En l’espèce, si le juge de l’exécution a, dans les motifs du jugement, débouté les époux [I] de la prétention aux fins de condamnation de [D] [K] à régler le coût des constats d’huissier, il a également indiqué dans son dispositif qu’il rejette les prétentions plus amples et contraires.
Dès lors, les époux [I] sont irrecevables en leur demande de condamnation en paiement des neuf premiers constats.
S’agissant des deux constats supplémentaires, il convient de rappeler les motifs suivant lesquels la charge de la preuve de l’exécution de l’obligation dans le délai imparti incombe au débiteur de l’obligation et non au créancier de l’obligation, ceci de telle sorte que la multiplication des constats est inutile.
Ainsi, [Y] [I] et [W] [M] épouse [I] sont déboutés de leur demande de prise en charge des frais de constat.
La demande de liquidation de l’astreinte provisoire :
L’article L131-4 du code des procédures civiles d’exécution dispose Le montant de l’astreinte provisoire est liquidé en tenant compte du comportement de celui à qui l’injonction a été adressée et des difficultés qu’il a rencontrées pour l’exécuter.
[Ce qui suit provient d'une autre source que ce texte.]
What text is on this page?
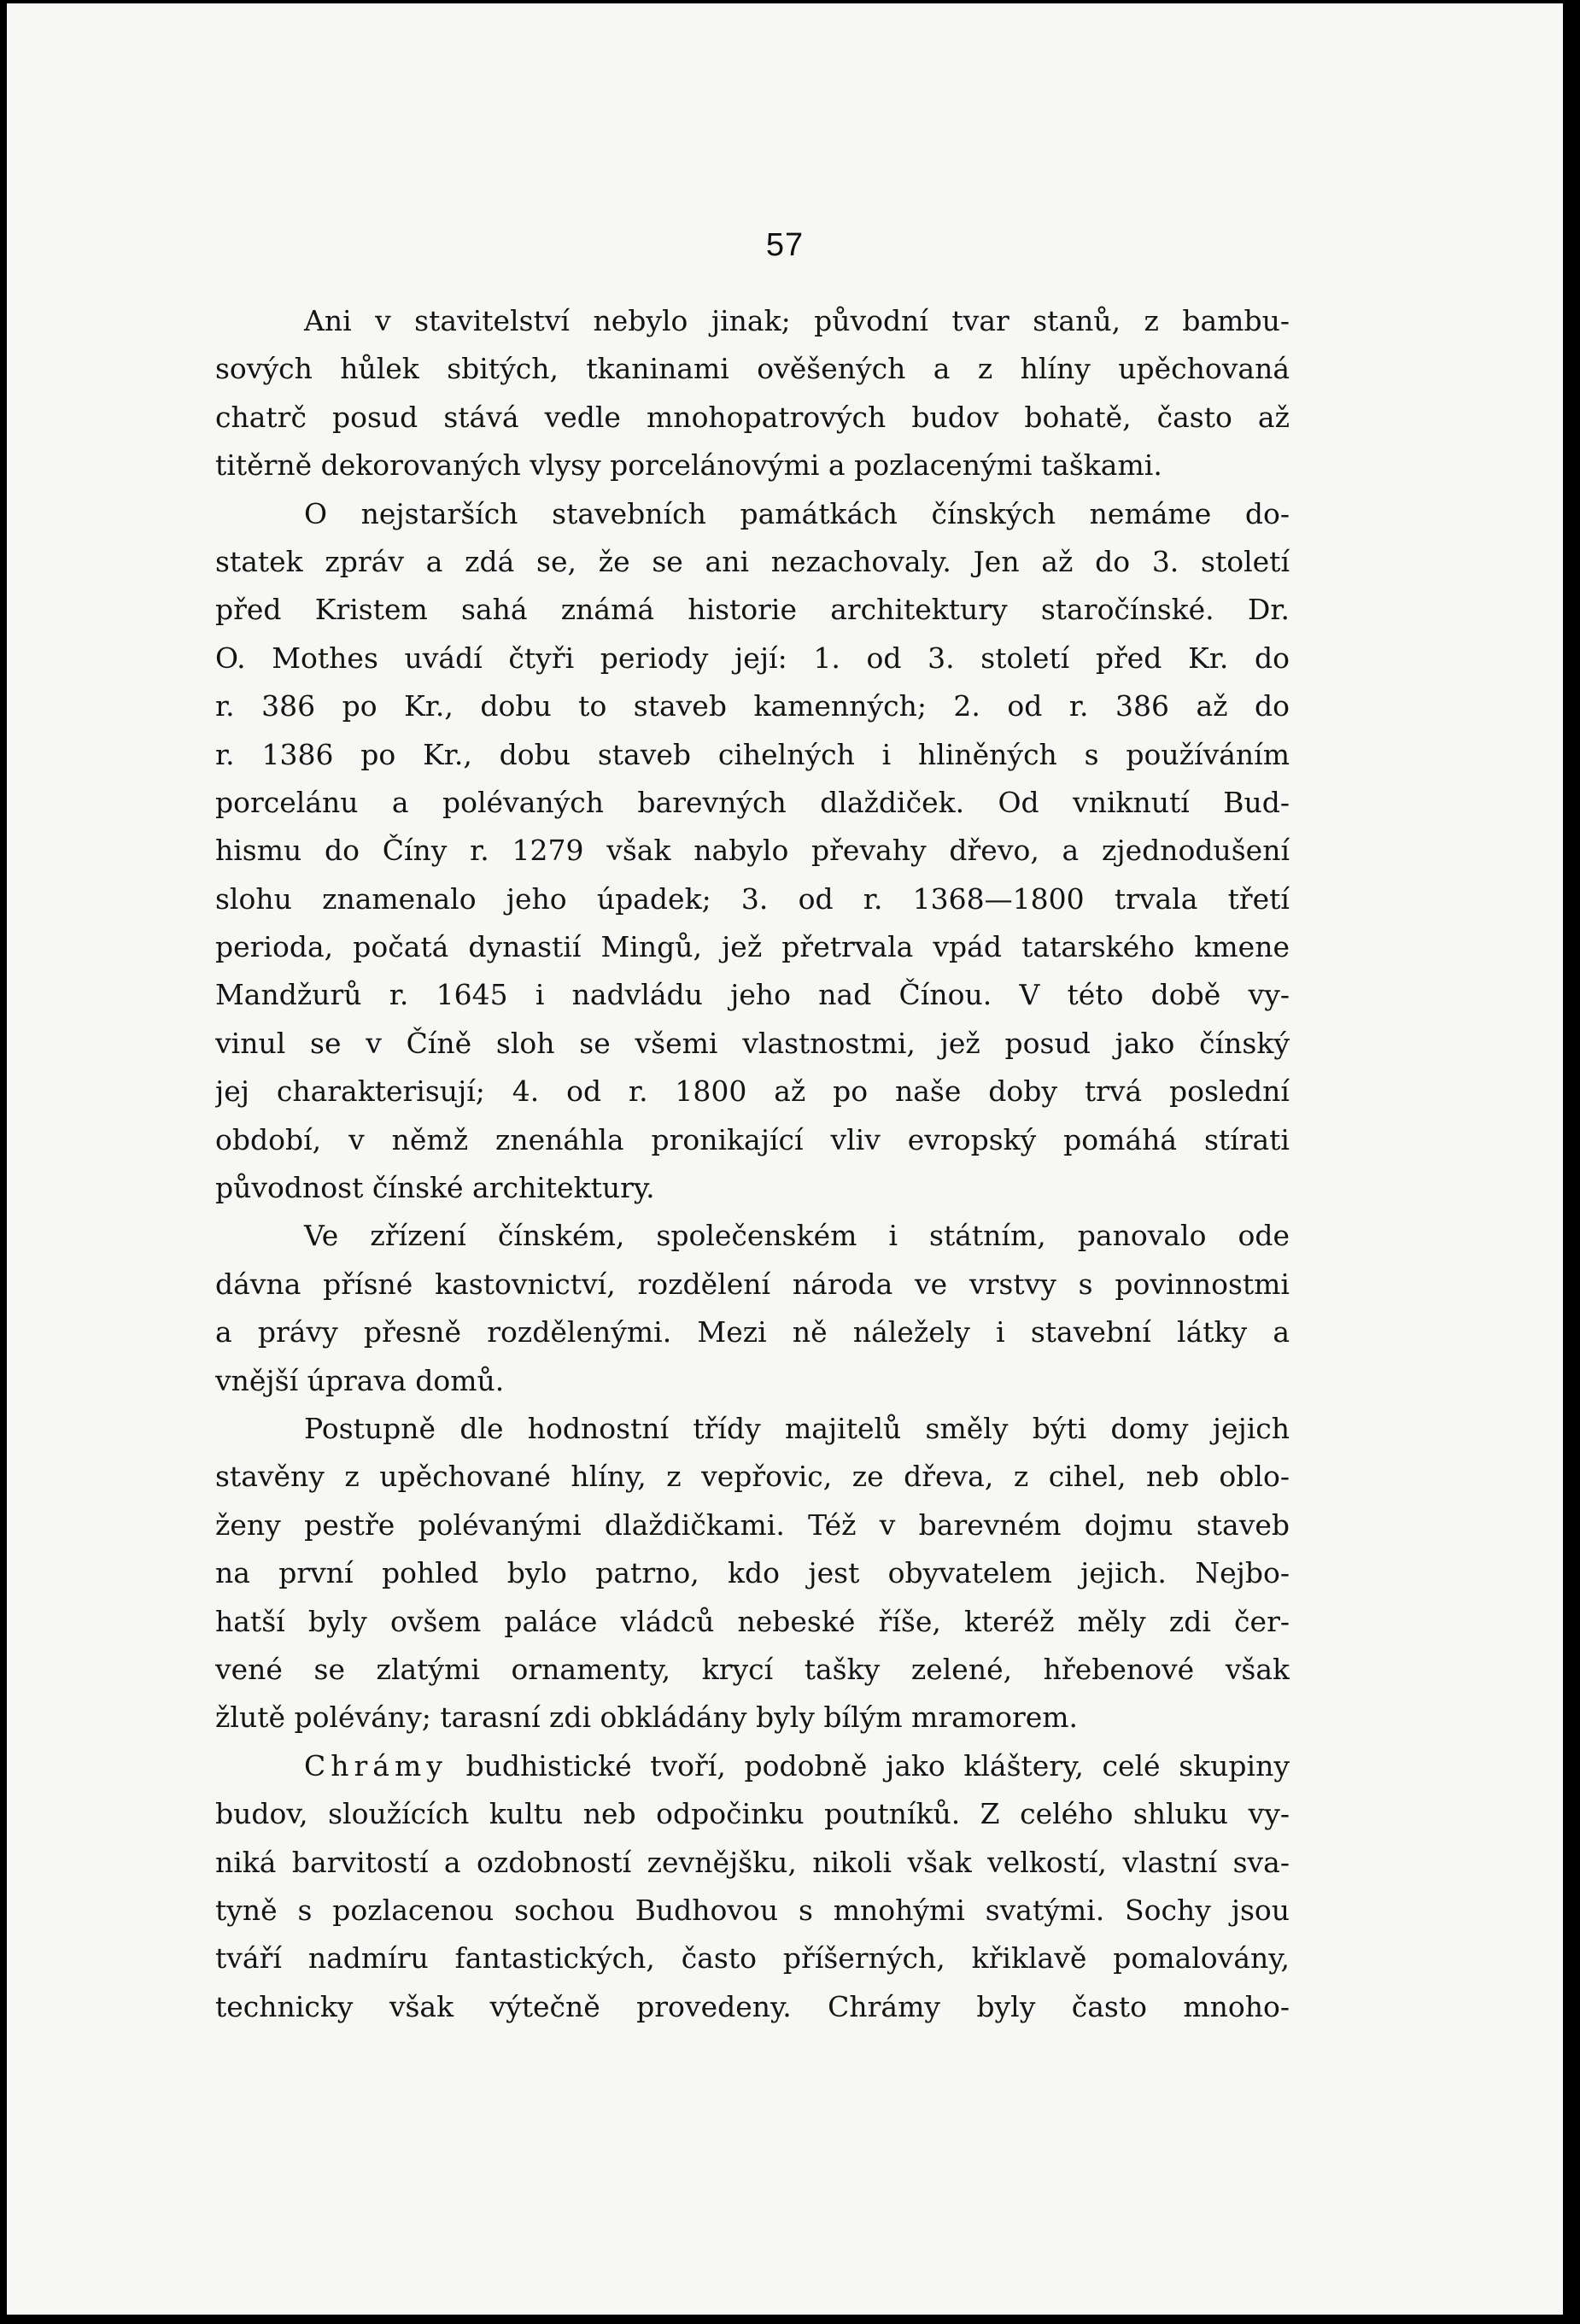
57
Ani v stavitelství nebylo jinak; původní tvar stanů, z bambu-
sových hůlek sbitých, tkaninami ověšených a z hlíny upěchovaná
chatrč posud stává vedle mnohopatrových budov bohatě, často až
titěrně dekorovaných vlysy porcelánovými a pozlacenými taškami.
O nejstarších stavebních památkách čínských nemáme do-
statek zpráv a zdá se, že se ani nezachovaly. Jen až do 3. století
před Kristem sahá známá historie architektury staročínské. Dr.
O. Mothes uvádí čtyři periody její: 1. od 3. století před Kr. do
r. 386 po Kr., dobu to staveb kamenných; 2. od r. 386 až do
r. 1386 po Kr., dobu staveb cihelných i hliněných s používáním
porcelánu a polévaných barevných dlaždiček. Od vniknutí Bud-
hismu do Číny r. 1279 však nabylo převahy dřevo, a zjednodušení
slohu znamenalo jeho úpadek; 3. od r. 1368—1800 trvala třetí
perioda, počatá dynastií Mingů, jež přetrvala vpád tatarského kmene
Mandžurů r. 1645 i nadvládu jeho nad Čínou. V této době vy-
vinul se v Číně sloh se všemi vlastnostmi, jež posud jako čínský
jej charakterisují; 4. od r. 1800 až po naše doby trvá poslední
období, v němž znenáhla pronikající vliv evropský pomáhá stírati
původnost čínské architektury.
Ve zřízení čínském, společenském i státním, panovalo ode
dávna přísné kastovnictví, rozdělení národa ve vrstvy s povinnostmi
a právy přesně rozdělenými. Mezi ně náležely i stavební látky a
vnější úprava domů.
Postupně dle hodnostní třídy majitelů směly býti domy jejich
stavěny z upěchované hlíny, z vepřovic, ze dřeva, z cihel, neb oblo-
ženy pestře polévanými dlaždičkami. Též v barevném dojmu staveb
na první pohled bylo patrno, kdo jest obyvatelem jejich. Nejbo-
hatší byly ovšem paláce vládců nebeské říše, kteréž měly zdi čer-
vené se zlatými ornamenty, krycí tašky zelené, hřebenové však
žlutě polévány; tarasní zdi obkládány byly bílým mramorem.
Chrámy budhistické tvoří, podobně jako kláštery, celé skupiny
budov, sloužících kultu neb odpočinku poutníků. Z celého shluku vy-
niká barvitostí a ozdobností zevnějšku, nikoli však velkostí, vlastní sva-
tyně s pozlacenou sochou Budhovou s mnohými svatými. Sochy jsou
tváří nadmíru fantastických, často příšerných, křiklavě pomalovány,
technicky však výtečně provedeny. Chrámy byly často mnoho-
Le taux de l’astreinte définitive ne peut jamais être modifié lors de sa liquidation. L’astreinte provisoire ou définitive est supprimée en tout ou partie s’il est établi que l’inexécution ou le retard dans l’exécution de l’injonction du juge provient, en tout ou partie, d’une cause étrangère.
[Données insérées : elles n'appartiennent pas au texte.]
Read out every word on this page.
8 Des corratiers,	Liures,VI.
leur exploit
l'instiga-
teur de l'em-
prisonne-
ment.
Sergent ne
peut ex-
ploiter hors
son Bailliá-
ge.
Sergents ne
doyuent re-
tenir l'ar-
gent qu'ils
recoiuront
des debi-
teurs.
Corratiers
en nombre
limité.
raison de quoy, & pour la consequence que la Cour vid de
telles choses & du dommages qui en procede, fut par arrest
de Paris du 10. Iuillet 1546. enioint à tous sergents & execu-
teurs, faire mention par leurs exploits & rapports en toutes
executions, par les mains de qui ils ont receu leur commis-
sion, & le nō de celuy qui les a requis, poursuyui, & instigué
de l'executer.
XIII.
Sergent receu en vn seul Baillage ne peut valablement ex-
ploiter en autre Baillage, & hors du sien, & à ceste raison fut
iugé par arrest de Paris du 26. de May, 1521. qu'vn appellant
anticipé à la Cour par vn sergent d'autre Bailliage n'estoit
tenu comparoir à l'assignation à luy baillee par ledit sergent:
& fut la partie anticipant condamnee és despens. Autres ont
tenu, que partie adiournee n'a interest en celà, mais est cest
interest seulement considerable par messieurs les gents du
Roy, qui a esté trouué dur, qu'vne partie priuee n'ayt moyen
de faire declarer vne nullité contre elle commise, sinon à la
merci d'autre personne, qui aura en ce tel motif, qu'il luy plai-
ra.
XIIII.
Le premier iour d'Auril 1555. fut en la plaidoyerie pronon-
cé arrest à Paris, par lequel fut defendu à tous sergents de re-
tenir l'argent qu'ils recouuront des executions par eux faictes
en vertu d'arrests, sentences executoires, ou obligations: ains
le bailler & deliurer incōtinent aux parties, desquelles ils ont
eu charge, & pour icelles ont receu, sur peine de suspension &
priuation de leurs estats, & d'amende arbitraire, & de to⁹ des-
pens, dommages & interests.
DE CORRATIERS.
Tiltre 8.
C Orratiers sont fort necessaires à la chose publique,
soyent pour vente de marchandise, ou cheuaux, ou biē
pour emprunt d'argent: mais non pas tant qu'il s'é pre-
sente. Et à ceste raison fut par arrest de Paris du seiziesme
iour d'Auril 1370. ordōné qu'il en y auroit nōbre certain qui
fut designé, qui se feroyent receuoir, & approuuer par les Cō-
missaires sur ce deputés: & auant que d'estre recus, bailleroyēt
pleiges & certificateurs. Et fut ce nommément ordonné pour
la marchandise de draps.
Il est constant que l’autorité de la chose jugée attachée à une décision de liquidation d’astreinte ne fait pas obstacle à la présentation d’une nouvelle demande de liquidation pour la période postérieure, dès lors que l’astreinte n’était pas limitée dans le temps et que l’obligation qui en était assortie n’a pas été exécutée (N°10-25.719).
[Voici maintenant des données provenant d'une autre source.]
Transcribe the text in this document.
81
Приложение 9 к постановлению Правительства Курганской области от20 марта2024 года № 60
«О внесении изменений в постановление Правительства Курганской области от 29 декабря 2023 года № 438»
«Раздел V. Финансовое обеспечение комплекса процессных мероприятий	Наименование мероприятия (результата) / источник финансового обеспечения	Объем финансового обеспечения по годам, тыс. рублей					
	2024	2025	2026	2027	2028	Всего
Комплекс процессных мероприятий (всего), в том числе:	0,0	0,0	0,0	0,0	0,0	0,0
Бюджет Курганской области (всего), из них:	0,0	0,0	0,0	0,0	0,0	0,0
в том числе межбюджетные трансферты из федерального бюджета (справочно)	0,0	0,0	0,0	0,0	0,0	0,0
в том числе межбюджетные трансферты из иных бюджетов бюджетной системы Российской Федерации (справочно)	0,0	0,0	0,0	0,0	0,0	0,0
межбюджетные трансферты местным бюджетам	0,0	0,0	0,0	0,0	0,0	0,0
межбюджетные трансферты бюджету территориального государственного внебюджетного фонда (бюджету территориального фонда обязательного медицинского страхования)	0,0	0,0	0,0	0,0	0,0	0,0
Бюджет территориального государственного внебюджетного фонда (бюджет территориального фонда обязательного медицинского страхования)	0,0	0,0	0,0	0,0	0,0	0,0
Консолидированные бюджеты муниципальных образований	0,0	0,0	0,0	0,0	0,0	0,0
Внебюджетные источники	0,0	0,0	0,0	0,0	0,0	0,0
En l’espèce, l’astreinte fixée par le tribunal de grande instance de Nanterre et confirmée par la Cour d’appel de Versailles de 350 € par jour de retard à compter de l’issue d’un délai d’un mois courant à partir de la signification du présent jugement n’a pas été limitée dans le temps.
Par ailleurs, cette astreinte provisoire a d’ores et déjà été liquidée par le juge de l’exécution de [Localité 4] pour la période s’écoulant du 15 juillet 2018 au 28 février 2022.
La présente demande en liquidation d’astreinte étant formée au titre de la période s’étale du 1er mars 2022 au 1er mars 2024, soit 730 jours.
A ce titre, la charge de la preuve quant à l’exécution de la condamnation pèse sur le débiteur de l’obligation, [D] [K].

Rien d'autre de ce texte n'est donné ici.